The Road Not Taken

We all have our life-fork stories, those crossroads where we could have gone one way but chose another.

I was reminded about one of my road-not-taken moments last week, at the Entomological Society of America (ESA) meetings in Portland, Oregon. My 1975 crossroads decision was whether to go to the University of Kansas and study killer honeybees in South America with Chip Taylor, or to Cornell University and work with Richard Root, studying the effects of crop diversity on beneficial insects such as unmanaged wild pollinators.

Killer bees won out, and I’ve never regretted that decision, but was intrigued to see a wave of studies presented at the ESA meeting demonstrating how habitat heterogeneity is important for the diversity and abundance of wild bees.

The role of habitat diversity as a key factor in maintaining wild bee populations has become one of those hot topics that attract the talented scientists who gravitate to the interesting questions. It’s a challenging research area, requiring sophisticated methods to measure and compare habitat heterogeneity with bee diversity and abundance, all in environments heavily altered by the human impact of farming.

Two research approaches have converged with the same result. The first, sampling bees in a range of simple to complex habitats, has clearly demonstrated that contemporary agriculture is barren for wild bees.

Industrial agriculture is a dead zone for beneficial pollinators due to vast acreages of monocropped plantings kept clear of weeds with herbicides, and limited natural habitats adjacent to farmland in which bees can feed and nest. Wild bees rely on plants whose flowering seasons adjoin each other to provide extended availability of nectar and pollen, as well as on undisturbed nesting sites, neither of which are found in and around today’s habitat-deforming farms.

The second line of research has been more experimental, planting bee-friendly hedgerows and ground cover at farm sites and examining whether wild bee populations increase and thrive. The results of these multi-year studies so far have been encouraging, often showing dramatic increases in pollinators as habitat diversifies.

There is another research direction that is difficult but necessary to make the case for habitat reconstruction to enhance pollinator populations: economic analyses.

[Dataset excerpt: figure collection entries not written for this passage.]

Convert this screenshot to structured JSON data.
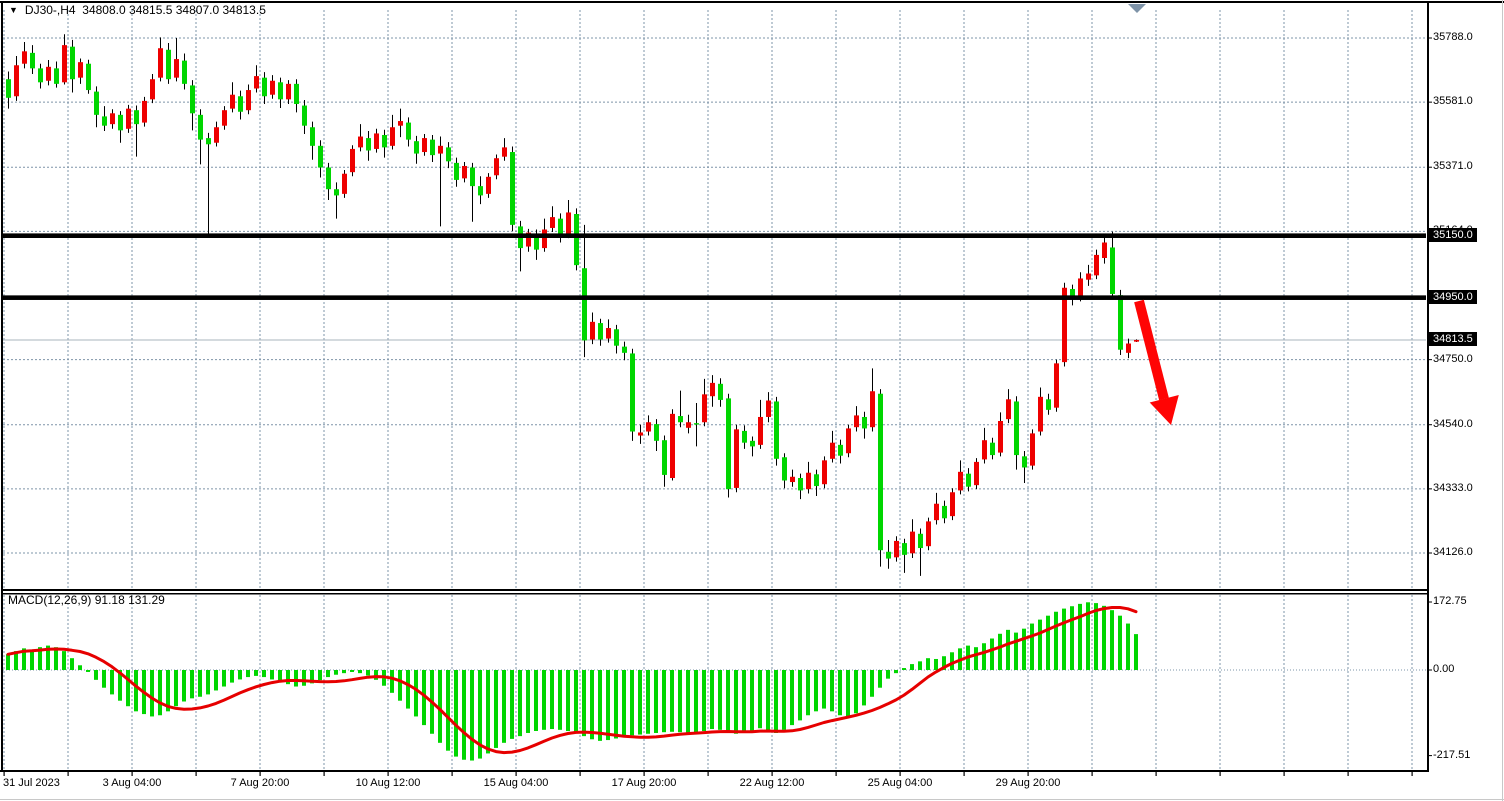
{
  "title": {
    "symbol_timeframe": "DJ30-,H4",
    "open": "34808.0",
    "high": "34815.5",
    "low": "34807.0",
    "close": "34813.5"
  },
  "macd_label": {
    "name": "MACD(12,26,9)",
    "macd_value": "91.18",
    "signal_value": "131.29"
  },
  "price_axis": {
    "ticks": [
      {
        "label": "35788.0",
        "value": 35788.0
      },
      {
        "label": "35581.0",
        "value": 35581.0
      },
      {
        "label": "35371.0",
        "value": 35371.0
      },
      {
        "label": "35164.0",
        "value": 35164.0
      },
      {
        "label": "34950.0",
        "value": 34950.0
      },
      {
        "label": "34750.0",
        "value": 34750.0
      },
      {
        "label": "34540.0",
        "value": 34540.0
      },
      {
        "label": "34333.0",
        "value": 34333.0
      },
      {
        "label": "34126.0",
        "value": 34126.0
      }
    ],
    "boxed_labels": [
      {
        "label": "35150.0",
        "value": 35150.0
      },
      {
        "label": "34950.0",
        "value": 34950.0
      },
      {
        "label": "34813.5",
        "value": 34813.5
      }
    ]
  },
  "macd_axis": {
    "ticks": [
      {
        "label": "172.75",
        "value": 172.75
      },
      {
        "label": "0.00",
        "value": 0.0
      },
      {
        "label": "-217.51",
        "value": -217.51
      }
    ]
  },
  "time_axis": {
    "ticks": [
      "31 Jul 2023",
      "3 Aug 04:00",
      "7 Aug 20:00",
      "10 Aug 12:00",
      "15 Aug 04:00",
      "17 Aug 20:00",
      "22 Aug 12:00",
      "25 Aug 04:00",
      "29 Aug 20:00"
    ]
  },
  "colors": {
    "bull_candle": "#ee0000",
    "bear_candle": "#00d600",
    "wick": "#000000",
    "grid": "#7e94a8",
    "macd_histogram": "#00d600",
    "macd_signal": "#e60000",
    "level_line": "#000000",
    "current_price_line": "#aab4be",
    "annotation_arrow": "#ff0404",
    "scroll_marker": "#7e93a8"
  },
  "chart_data": {
    "type": "candlestick",
    "symbol": "DJ30-",
    "timeframe": "H4",
    "note": "bullish candles are red, bearish candles are green in this color scheme",
    "horizontal_level_lines": [
      35150.0,
      34950.0
    ],
    "current_price": 34813.5,
    "price_axis_range_shown": [
      34126.0,
      35788.0
    ],
    "macd_axis_range_shown": [
      -217.51,
      172.75
    ],
    "candles_ohlc": [
      [
        35655,
        35680,
        35560,
        35595
      ],
      [
        35600,
        35730,
        35585,
        35700
      ],
      [
        35705,
        35775,
        35690,
        35745
      ],
      [
        35740,
        35765,
        35672,
        35690
      ],
      [
        35690,
        35705,
        35625,
        35645
      ],
      [
        35650,
        35717,
        35635,
        35695
      ],
      [
        35690,
        35712,
        35628,
        35640
      ],
      [
        35645,
        35800,
        35638,
        35765
      ],
      [
        35760,
        35782,
        35612,
        35655
      ],
      [
        35660,
        35722,
        35640,
        35710
      ],
      [
        35705,
        35718,
        35608,
        35620
      ],
      [
        35615,
        35632,
        35500,
        35540
      ],
      [
        35535,
        35568,
        35488,
        35505
      ],
      [
        35510,
        35558,
        35495,
        35545
      ],
      [
        35540,
        35552,
        35450,
        35490
      ],
      [
        35495,
        35572,
        35482,
        35560
      ],
      [
        35555,
        35570,
        35405,
        35510
      ],
      [
        35515,
        35598,
        35502,
        35585
      ],
      [
        35590,
        35672,
        35578,
        35655
      ],
      [
        35660,
        35790,
        35648,
        35755
      ],
      [
        35750,
        35772,
        35640,
        35655
      ],
      [
        35660,
        35788,
        35648,
        35720
      ],
      [
        35715,
        35738,
        35622,
        35640
      ],
      [
        35635,
        35652,
        35490,
        35545
      ],
      [
        35540,
        35558,
        35380,
        35460
      ],
      [
        35465,
        35482,
        35155,
        35445
      ],
      [
        35450,
        35518,
        35438,
        35500
      ],
      [
        35505,
        35568,
        35492,
        35555
      ],
      [
        35560,
        35645,
        35548,
        35605
      ],
      [
        35600,
        35618,
        35525,
        35550
      ],
      [
        35555,
        35638,
        35542,
        35620
      ],
      [
        35625,
        35700,
        35612,
        35665
      ],
      [
        35660,
        35678,
        35575,
        35600
      ],
      [
        35605,
        35668,
        35592,
        35650
      ],
      [
        35645,
        35660,
        35562,
        35590
      ],
      [
        35590,
        35652,
        35575,
        35640
      ],
      [
        35640,
        35655,
        35548,
        35575
      ],
      [
        35570,
        35588,
        35478,
        35505
      ],
      [
        35500,
        35518,
        35395,
        35440
      ],
      [
        35440,
        35458,
        35338,
        35370
      ],
      [
        35370,
        35385,
        35265,
        35300
      ],
      [
        35300,
        35322,
        35205,
        35280
      ],
      [
        35285,
        35362,
        35272,
        35350
      ],
      [
        35355,
        35442,
        35342,
        35430
      ],
      [
        35435,
        35510,
        35422,
        35470
      ],
      [
        35465,
        35488,
        35392,
        35425
      ],
      [
        35430,
        35495,
        35418,
        35480
      ],
      [
        35475,
        35492,
        35402,
        35435
      ],
      [
        35440,
        35540,
        35428,
        35500
      ],
      [
        35505,
        35560,
        35468,
        35520
      ],
      [
        35515,
        35532,
        35438,
        35460
      ],
      [
        35455,
        35472,
        35382,
        35415
      ],
      [
        35420,
        35478,
        35408,
        35465
      ],
      [
        35460,
        35475,
        35388,
        35410
      ],
      [
        35415,
        35470,
        35180,
        35440
      ],
      [
        35435,
        35452,
        35368,
        35390
      ],
      [
        35385,
        35402,
        35308,
        35330
      ],
      [
        35335,
        35388,
        35322,
        35375
      ],
      [
        35370,
        35385,
        35195,
        35310
      ],
      [
        35310,
        35342,
        35252,
        35280
      ],
      [
        35285,
        35352,
        35272,
        35340
      ],
      [
        35345,
        35412,
        35332,
        35400
      ],
      [
        35405,
        35465,
        35392,
        35435
      ],
      [
        35420,
        35438,
        35165,
        35185
      ],
      [
        35180,
        35198,
        35035,
        35110
      ],
      [
        35115,
        35172,
        35098,
        35160
      ],
      [
        35155,
        35170,
        35072,
        35105
      ],
      [
        35110,
        35205,
        35098,
        35170
      ],
      [
        35175,
        35245,
        35162,
        35210
      ],
      [
        35205,
        35222,
        35128,
        35150
      ],
      [
        35155,
        35265,
        35142,
        35225
      ],
      [
        35220,
        35238,
        35038,
        35055
      ],
      [
        35045,
        35185,
        34758,
        34812
      ],
      [
        34815,
        34902,
        34800,
        34872
      ],
      [
        34868,
        34882,
        34795,
        34815
      ],
      [
        34818,
        34880,
        34805,
        34852
      ],
      [
        34848,
        34862,
        34770,
        34795
      ],
      [
        34792,
        34808,
        34748,
        34772
      ],
      [
        34770,
        34785,
        34488,
        34518
      ],
      [
        34505,
        34540,
        34478,
        34515
      ],
      [
        34518,
        34570,
        34505,
        34548
      ],
      [
        34542,
        34558,
        34455,
        34488
      ],
      [
        34490,
        34505,
        34340,
        34378
      ],
      [
        34368,
        34590,
        34360,
        34575
      ],
      [
        34568,
        34650,
        34532,
        34548
      ],
      [
        34530,
        34572,
        34512,
        34548
      ],
      [
        34545,
        34610,
        34470,
        34542
      ],
      [
        34548,
        34688,
        34535,
        34638
      ],
      [
        34632,
        34700,
        34598,
        34675
      ],
      [
        34672,
        34690,
        34598,
        34620
      ],
      [
        34625,
        34640,
        34305,
        34332
      ],
      [
        34336,
        34540,
        34322,
        34525
      ],
      [
        34520,
        34538,
        34462,
        34482
      ],
      [
        34488,
        34502,
        34438,
        34470
      ],
      [
        34475,
        34620,
        34462,
        34565
      ],
      [
        34565,
        34645,
        34548,
        34618
      ],
      [
        34615,
        34630,
        34408,
        34430
      ],
      [
        34435,
        34448,
        34335,
        34360
      ],
      [
        34355,
        34395,
        34340,
        34372
      ],
      [
        34368,
        34382,
        34300,
        34328
      ],
      [
        34332,
        34420,
        34318,
        34385
      ],
      [
        34380,
        34395,
        34310,
        34342
      ],
      [
        34348,
        34438,
        34335,
        34425
      ],
      [
        34430,
        34520,
        34418,
        34482
      ],
      [
        34475,
        34492,
        34415,
        34440
      ],
      [
        34448,
        34540,
        34435,
        34528
      ],
      [
        34532,
        34600,
        34518,
        34570
      ],
      [
        34565,
        34582,
        34495,
        34528
      ],
      [
        34532,
        34722,
        34518,
        34648
      ],
      [
        34640,
        34655,
        34082,
        34135
      ],
      [
        34130,
        34168,
        34075,
        34108
      ],
      [
        34112,
        34180,
        34098,
        34165
      ],
      [
        34158,
        34172,
        34062,
        34120
      ],
      [
        34125,
        34235,
        34110,
        34195
      ],
      [
        34188,
        34205,
        34052,
        34142
      ],
      [
        34148,
        34240,
        34135,
        34228
      ],
      [
        34232,
        34320,
        34218,
        34285
      ],
      [
        34278,
        34295,
        34222,
        34238
      ],
      [
        34245,
        34335,
        34232,
        34322
      ],
      [
        34328,
        34425,
        34315,
        34388
      ],
      [
        34382,
        34400,
        34325,
        34340
      ],
      [
        34345,
        34432,
        34332,
        34420
      ],
      [
        34428,
        34530,
        34415,
        34490
      ],
      [
        34482,
        34498,
        34428,
        34442
      ],
      [
        34450,
        34580,
        34438,
        34552
      ],
      [
        34558,
        34655,
        34545,
        34622
      ],
      [
        34615,
        34632,
        34395,
        34442
      ],
      [
        34438,
        34455,
        34352,
        34402
      ],
      [
        34408,
        34525,
        34395,
        34512
      ],
      [
        34518,
        34660,
        34505,
        34630
      ],
      [
        34622,
        34640,
        34572,
        34588
      ],
      [
        34595,
        34750,
        34582,
        34738
      ],
      [
        34742,
        34998,
        34728,
        34982
      ],
      [
        34978,
        34992,
        34925,
        34945
      ],
      [
        34948,
        35032,
        34938,
        35012
      ],
      [
        35008,
        35056,
        34988,
        35028
      ],
      [
        35022,
        35105,
        35010,
        35088
      ],
      [
        35078,
        35150,
        35060,
        35128
      ],
      [
        35112,
        35163,
        34945,
        34962
      ],
      [
        34958,
        34975,
        34765,
        34782
      ],
      [
        34772,
        34818,
        34755,
        34802
      ],
      [
        34808,
        34815.5,
        34807,
        34813.5
      ]
    ],
    "macd_histogram": [
      40,
      48,
      55,
      52,
      58,
      62,
      58,
      48,
      30,
      12,
      -5,
      -25,
      -45,
      -62,
      -78,
      -92,
      -105,
      -112,
      -118,
      -115,
      -105,
      -92,
      -80,
      -72,
      -68,
      -62,
      -52,
      -42,
      -32,
      -24,
      -18,
      -15,
      -18,
      -24,
      -30,
      -36,
      -42,
      -40,
      -34,
      -26,
      -18,
      -12,
      -8,
      -5,
      -8,
      -14,
      -25,
      -40,
      -58,
      -78,
      -98,
      -118,
      -140,
      -162,
      -185,
      -205,
      -220,
      -228,
      -230,
      -225,
      -212,
      -198,
      -185,
      -175,
      -168,
      -160,
      -155,
      -152,
      -150,
      -152,
      -155,
      -160,
      -168,
      -176,
      -180,
      -178,
      -174,
      -170,
      -166,
      -164,
      -162,
      -160,
      -158,
      -157,
      -158,
      -160,
      -158,
      -155,
      -150,
      -152,
      -158,
      -162,
      -160,
      -155,
      -148,
      -155,
      -160,
      -152,
      -140,
      -128,
      -115,
      -105,
      -98,
      -105,
      -115,
      -120,
      -110,
      -90,
      -68,
      -45,
      -22,
      -8,
      5,
      15,
      22,
      30,
      28,
      35,
      45,
      55,
      62,
      58,
      68,
      80,
      92,
      102,
      95,
      105,
      118,
      128,
      138,
      148,
      156,
      162,
      168,
      172,
      170,
      163,
      152,
      138,
      118,
      91.18
    ],
    "macd_signal_period": 9,
    "annotation_arrow": {
      "direction": "down-right",
      "from_price_area": 34950,
      "color": "#ff0404"
    }
  }
}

So far, there have been few studies asking that final dollar value question: Does increased diversity and abundance of wild bees lead to more pollen transferred between flowers, to better seed set, to heavier crop weight, and finally to higher yields and increased income sufficient to justify the costs of habitat improvements?

A student in my laboratory, Lora Morandin, did one such economic study a number of years ago in canola fields in northern Alberta. Her research demonstrated that a high variety of wild plants in and near farmland were associated with more diverse and abundant bee populations that increased canola yield. Farmers who planted their entire field earned about $27,000 in profit per farm, whereas those who left a third unplanted for bees to nest and forage in earned $65,000 on a farm of similar size, due simply to better pollination.

The causes of reduced plant biodiversity on farms are clear, and the solutions easily envisioned and implemented. The two most destructive factors for bees are overly large single cropped acreages and the use of herbicides that clean fields of weeds.

The solutions? Increase farm diversity through multiple crops, reduce herbicide use to allow more flowering weeds in farm fields and plant non-crop vegetation adjacent to farmland.

The encouraging news is that state and federal governments in the United States are beginning to fund bee conservation projects designed to increase bee diversity through habitat renovations. The dollar values are small, and the projects highly localized, but it’s a start.

Fundamentally, we’re faced with choosing between habitat-based farming that uses ecosystem services to pollinate crops, or chemically based industrial farming that harms habitats and requires managed pollinators, usually honeybees, to be brought into the crop to do the job that wild bees could probably do better.

If I were choosing today, biodiversity would be the cornerstone upon which I would build a research career. It makes more sense to enhance the natural diversity and services that ecosystems could provide than to stay on today’s treadmill of high input, low profit and environmentally damaging farming.